There's a couple things rolling around the blogs and forums that I could write about, even want to write about, but I don't have the energy to tackle the whole subject. Stuff like character abilities and the sharp division of opinions on megadungeons. I think instead I'll just focus on one tiny subtopic of the megadungeon debate: the empty room.
Apparently, some people have problems with empty rooms. I think the problems come from two sources: GMs and players. On the GM side, I think some people are interpreting the admonition to only place monsters in one-third of the available rooms and treasures in one-sixth of the rooms without monsters a little too strictly. "No monster, no treasure" does not mean "empty", and in fact Underworld & Wilderness Adventures notably does not use the phrase "empty room", only the phrase "unoccupied room". There should be stuff in most rooms, preferably common, mundane stuff, with an obvious use, but not immediately useful, so that players can say "oh, this is the room where the goblins stored their pots and pans" and move on... until a later problem causes a player to say "hey, we should go back to that one room and grab some pots to solve this problem!"
But on the player side, I think too many players try an "exhaustive search" method of exploration. Move to Room 1, search thoroughly, fiddle with everything, and once you've done everything you can possibly do in that room, move on to Room 2 and repeat. That kind of approach is not only exhaustive, but exhausting. And if more than half the rooms are empty, the players are just going to feel cheated.
A better approach is to move to Room 1, make a quick assessment of the room (Occupied? Obvious container? Safe, or suspicious?) and move on quickly, basically doing a quick scan of part of the area before going back and doing a thorough search of anything. In essence, you want to secure an area before deciding which "empty" rooms ought to be thoroughly searched. Actual player mapping will help, here, because the players can skip searching for secret doors unless there's an area that looks promising: a gap in the map, a dead-end passage, four nearly-identical rooms, one of which is missing an exit... that kind of thing. The player map will also help define escape routes and defensible safe havens.
For this very reason I tend to use the phrase "normal room" in place of "empty room". It's not quite a perfect description but gets across the idea that the room should still have stuff in there. Just no monsters, treasure or traps.
ReplyDeleteYes, I was following the same argument. This seems eminently reasonable.
ReplyDeleteI think the "do everything possible" approach comes from video games, were you really need to do that in order to get anywhere (or get all the stuff). But regardless, I have a fair amount of empty rooms. Some are completely empty, but most of them have a little stuff in it to indicate a past or recent use, or a hint about nearby monsters or obstacles.
ReplyDeleteThe solution to the "exhaustive search" is the wandering monster check.
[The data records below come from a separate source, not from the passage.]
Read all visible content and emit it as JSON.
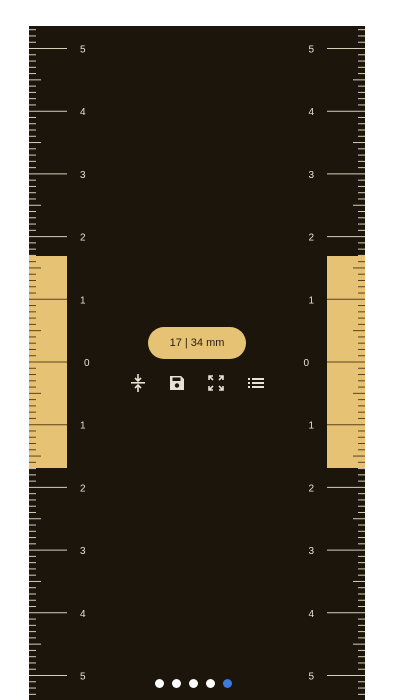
{
  "ruler": {
    "labels_top": [
      "5",
      "4",
      "3",
      "2",
      "1"
    ],
    "label_center": "0",
    "labels_bottom": [
      "1",
      "2",
      "3",
      "4",
      "5"
    ],
    "tick_color": "#d9cfb8",
    "highlight_color": "#e6c374",
    "background_color": "#1b150c"
  },
  "measurement": {
    "readout": "17 | 34 mm"
  },
  "toolbar": {
    "icons": [
      "compress-icon",
      "save-icon",
      "fullscreen-icon",
      "list-icon"
    ]
  },
  "pager": {
    "page_count": 5,
    "active_page": 5,
    "active_color": "#3a7be0"
  }
}
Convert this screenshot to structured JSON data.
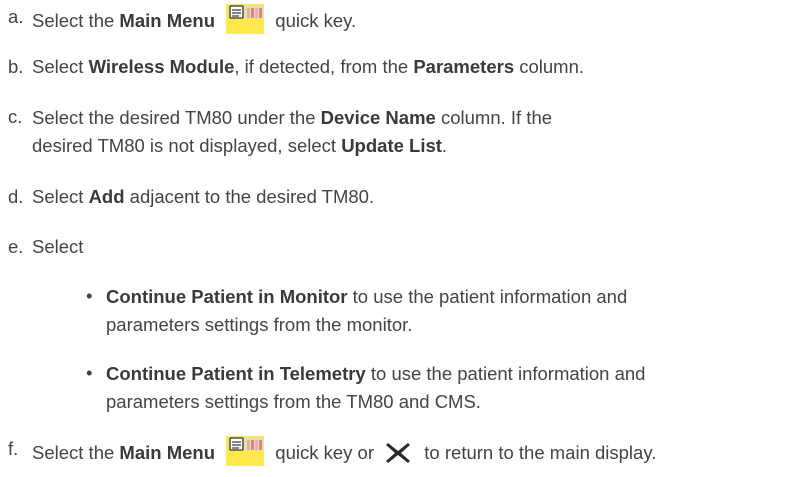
{
  "colors": {
    "text": "#444444",
    "icon_yellow": "#ffe94a",
    "icon_pink": "#f0a6c8",
    "icon_dark": "#3a3a3a"
  },
  "icons": {
    "main_menu": "main-menu-icon",
    "close": "close-x-icon"
  },
  "steps": {
    "a": {
      "label": "a.",
      "pre": "Select the ",
      "bold1": "Main Menu",
      "post": " quick key."
    },
    "b": {
      "label": "b.",
      "pre": "Select ",
      "bold1": "Wireless Module",
      "mid": ", if detected, from the ",
      "bold2": "Parameters",
      "post": " column."
    },
    "c": {
      "label": "c.",
      "pre": "Select the desired TM80 under the ",
      "bold1": "Device Name",
      "mid": " column. If the desired TM80 is not displayed, select ",
      "bold2": "Update List",
      "post": "."
    },
    "d": {
      "label": "d.",
      "pre": "Select ",
      "bold1": "Add",
      "post": " adjacent to the desired TM80."
    },
    "e": {
      "label": "e.",
      "text": "Select",
      "bullets": [
        {
          "bullet": "•",
          "bold": "Continue Patient in Monitor",
          "text": " to use the patient information and parameters settings from the monitor."
        },
        {
          "bullet": "•",
          "bold": "Continue Patient in Telemetry",
          "text": " to use the patient information and parameters settings from the TM80 and CMS."
        }
      ]
    },
    "f": {
      "label": "f.",
      "pre": "Select the ",
      "bold1": "Main Menu",
      "mid": " quick key or ",
      "post": " to return to the main display."
    }
  }
}
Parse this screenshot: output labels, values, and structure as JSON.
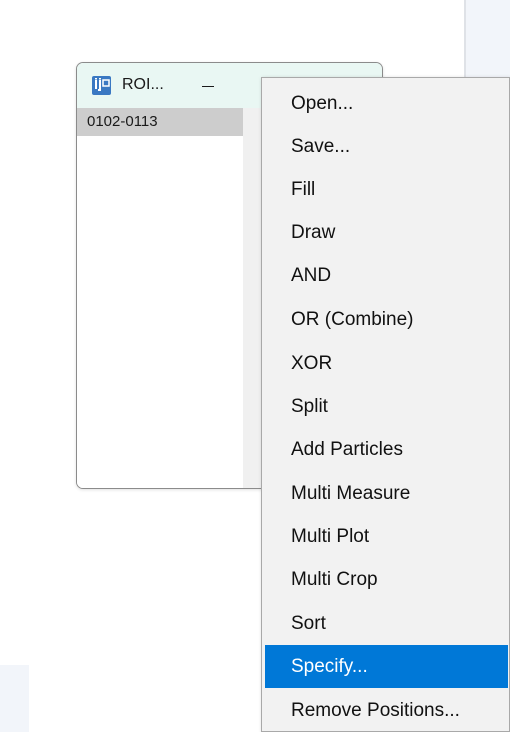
{
  "roi_manager": {
    "title": "ROI...",
    "list_items": [
      "0102-0113"
    ]
  },
  "context_menu": {
    "items": [
      {
        "label": "Open..."
      },
      {
        "label": "Save..."
      },
      {
        "label": "Fill"
      },
      {
        "label": "Draw"
      },
      {
        "label": "AND"
      },
      {
        "label": "OR (Combine)"
      },
      {
        "label": "XOR"
      },
      {
        "label": "Split"
      },
      {
        "label": "Add Particles"
      },
      {
        "label": "Multi Measure"
      },
      {
        "label": "Multi Plot"
      },
      {
        "label": "Multi Crop"
      },
      {
        "label": "Sort"
      },
      {
        "label": "Specify..."
      },
      {
        "label": "Remove Positions..."
      }
    ],
    "selected_label": "Specify...",
    "highlight_color": "#0078d7"
  },
  "icons": {
    "app_icon": "imagej-app-icon",
    "minimize": "minimize-icon"
  }
}
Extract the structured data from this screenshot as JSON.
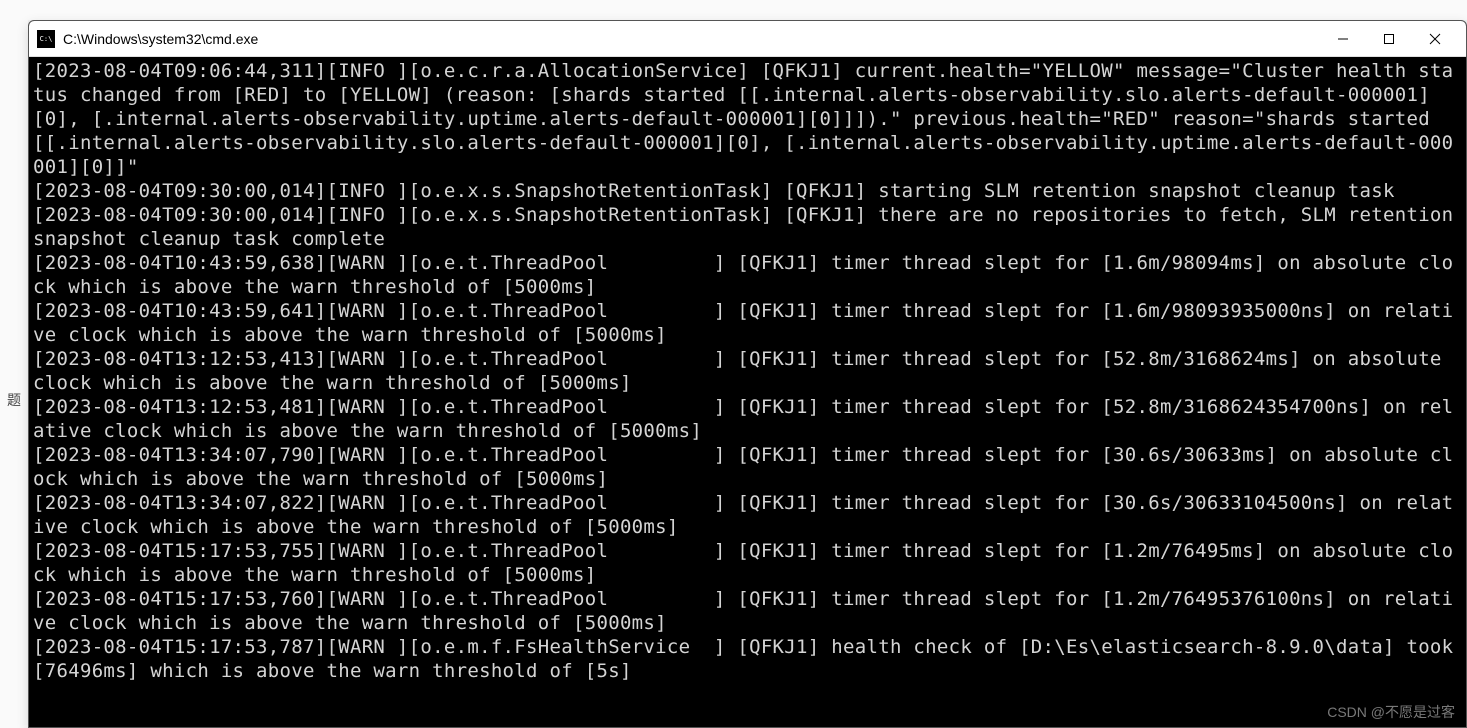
{
  "background": {
    "left_label": "题"
  },
  "window": {
    "title": "C:\\Windows\\system32\\cmd.exe"
  },
  "console": {
    "lines": [
      "[2023-08-04T09:06:44,311][INFO ][o.e.c.r.a.AllocationService] [QFKJ1] current.health=\"YELLOW\" message=\"Cluster health status changed from [RED] to [YELLOW] (reason: [shards started [[.internal.alerts-observability.slo.alerts-default-000001][0], [.internal.alerts-observability.uptime.alerts-default-000001][0]]]).\" previous.health=\"RED\" reason=\"shards started [[.internal.alerts-observability.slo.alerts-default-000001][0], [.internal.alerts-observability.uptime.alerts-default-000001][0]]\"",
      "[2023-08-04T09:30:00,014][INFO ][o.e.x.s.SnapshotRetentionTask] [QFKJ1] starting SLM retention snapshot cleanup task",
      "[2023-08-04T09:30:00,014][INFO ][o.e.x.s.SnapshotRetentionTask] [QFKJ1] there are no repositories to fetch, SLM retention snapshot cleanup task complete",
      "[2023-08-04T10:43:59,638][WARN ][o.e.t.ThreadPool         ] [QFKJ1] timer thread slept for [1.6m/98094ms] on absolute clock which is above the warn threshold of [5000ms]",
      "[2023-08-04T10:43:59,641][WARN ][o.e.t.ThreadPool         ] [QFKJ1] timer thread slept for [1.6m/98093935000ns] on relative clock which is above the warn threshold of [5000ms]",
      "[2023-08-04T13:12:53,413][WARN ][o.e.t.ThreadPool         ] [QFKJ1] timer thread slept for [52.8m/3168624ms] on absolute clock which is above the warn threshold of [5000ms]",
      "[2023-08-04T13:12:53,481][WARN ][o.e.t.ThreadPool         ] [QFKJ1] timer thread slept for [52.8m/3168624354700ns] on relative clock which is above the warn threshold of [5000ms]",
      "[2023-08-04T13:34:07,790][WARN ][o.e.t.ThreadPool         ] [QFKJ1] timer thread slept for [30.6s/30633ms] on absolute clock which is above the warn threshold of [5000ms]",
      "[2023-08-04T13:34:07,822][WARN ][o.e.t.ThreadPool         ] [QFKJ1] timer thread slept for [30.6s/30633104500ns] on relative clock which is above the warn threshold of [5000ms]",
      "[2023-08-04T15:17:53,755][WARN ][o.e.t.ThreadPool         ] [QFKJ1] timer thread slept for [1.2m/76495ms] on absolute clock which is above the warn threshold of [5000ms]",
      "[2023-08-04T15:17:53,760][WARN ][o.e.t.ThreadPool         ] [QFKJ1] timer thread slept for [1.2m/76495376100ns] on relative clock which is above the warn threshold of [5000ms]",
      "[2023-08-04T15:17:53,787][WARN ][o.e.m.f.FsHealthService  ] [QFKJ1] health check of [D:\\Es\\elasticsearch-8.9.0\\data] took [76496ms] which is above the warn threshold of [5s]"
    ]
  },
  "watermark": "CSDN @不愿是过客"
}
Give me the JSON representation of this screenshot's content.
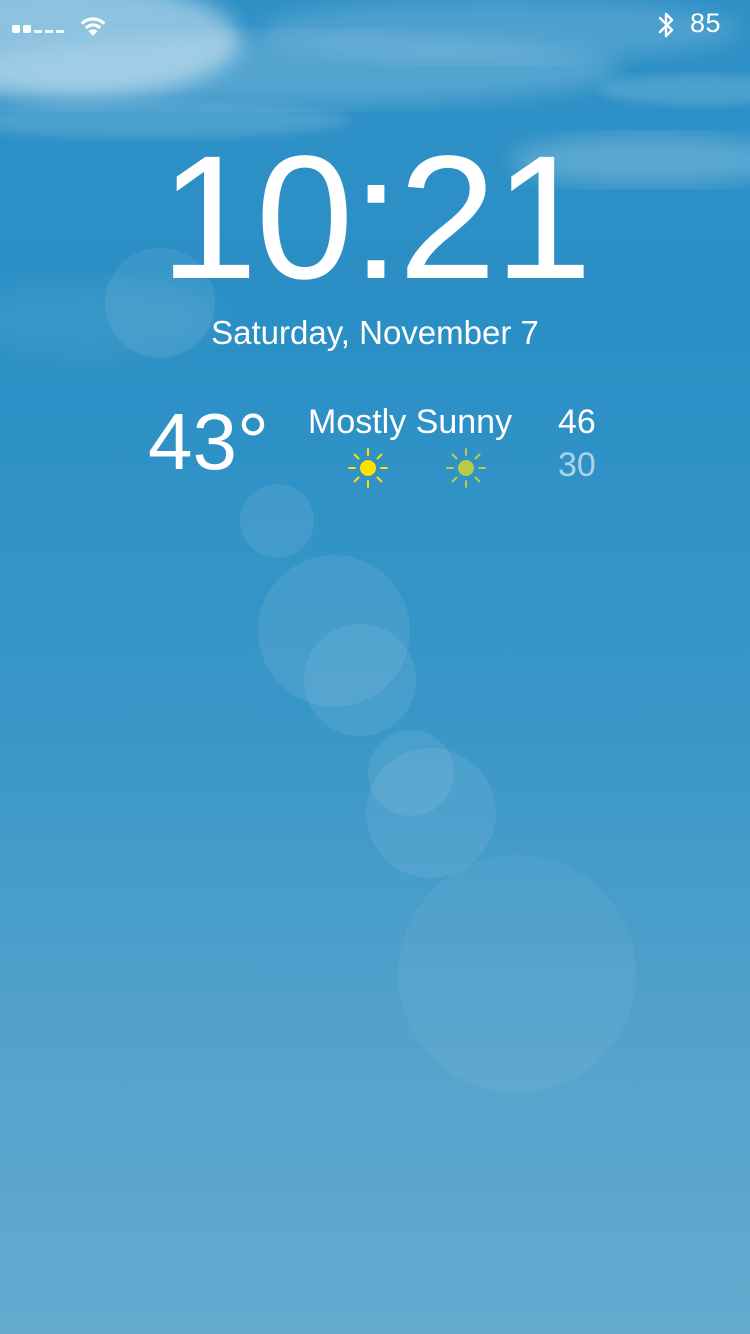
{
  "status_bar": {
    "signal_icon": "signal-icon",
    "wifi_icon": "wifi-icon",
    "bluetooth_icon": "bluetooth-icon",
    "battery_level": "85"
  },
  "lock_screen": {
    "time": "10:21",
    "date": "Saturday, November 7"
  },
  "weather": {
    "current_temp": "43°",
    "condition": "Mostly Sunny",
    "high": "46",
    "low": "30",
    "icons": [
      "sun-icon",
      "sun-icon"
    ],
    "colors": {
      "sun_primary": "#ffe000",
      "sun_secondary": "#b8cc4a"
    }
  }
}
Searching through a bunch of pans is going to be noisy. Hell, I can't put two pots in a drawer without making a racket.
ReplyDelete"doing everything possible" flows from players spending play time in environments that wait for them to show up before something happens. Ina dungeon full of combatants the introduction of PCs is going to stir the place up and it should be anything but boring.
ReplyDeleteAnother essential factor to the megadungeon -empty room- problem is restocking. Space is limited, just because a room is empty on week doesn't mean it will be empty the next week. If players have been mapping and exploring and occasionally ask residents questions they may learn the goblin pantry is now occupied by a pair of trolls, or possibky they find the dishes stocked up in a hallway...hmmm maybe the room has be repurposed? Players gain by mapping and exploring when the empty space don't stay that way forever.
That last suggestion assumes that the area is designed so that secret doors are in logical places. I'm not sure which is less realistic though - that assumption, or the contrary assumption that the sadistic dungeon designer will delve their labyrinth so as to confound logic in mapping.
ReplyDeleteThere should almost always be *some* logic to secret doors, even if its a rationalization after the fact (naturally concealed or underwater passages being maybe the only exception). Most secret tunnels are either built or concealed because someone at some point had a need to quietly get to, away from, or around some important thing. If the connection is so pointless, difficult to build, or obscure that nobody ever said, "Man, there should be a secret tunnel there," nobody would ever have wasted their valuable time putting one in. And since form follows function, whatever that need was is going to define a lot of things about the passage.
ReplyDeleteI could maybe see exceptions for mythic-underworld or crazy-wizard dungeons, but even mythic underworlds usually have some kind of weird mythic-symbolic or logic to them. Even when they don't, they usually just have naturalistic passages that are just coincidentally concealed, rather than rationally-designed secret doors with no rational purpose. The insane demon/wizard/god with a random hate-on for cartography is a somewhat better excuse, but its a huge genre cliche that only works once before the excuse starts to grate some people's sense of verisimilitude.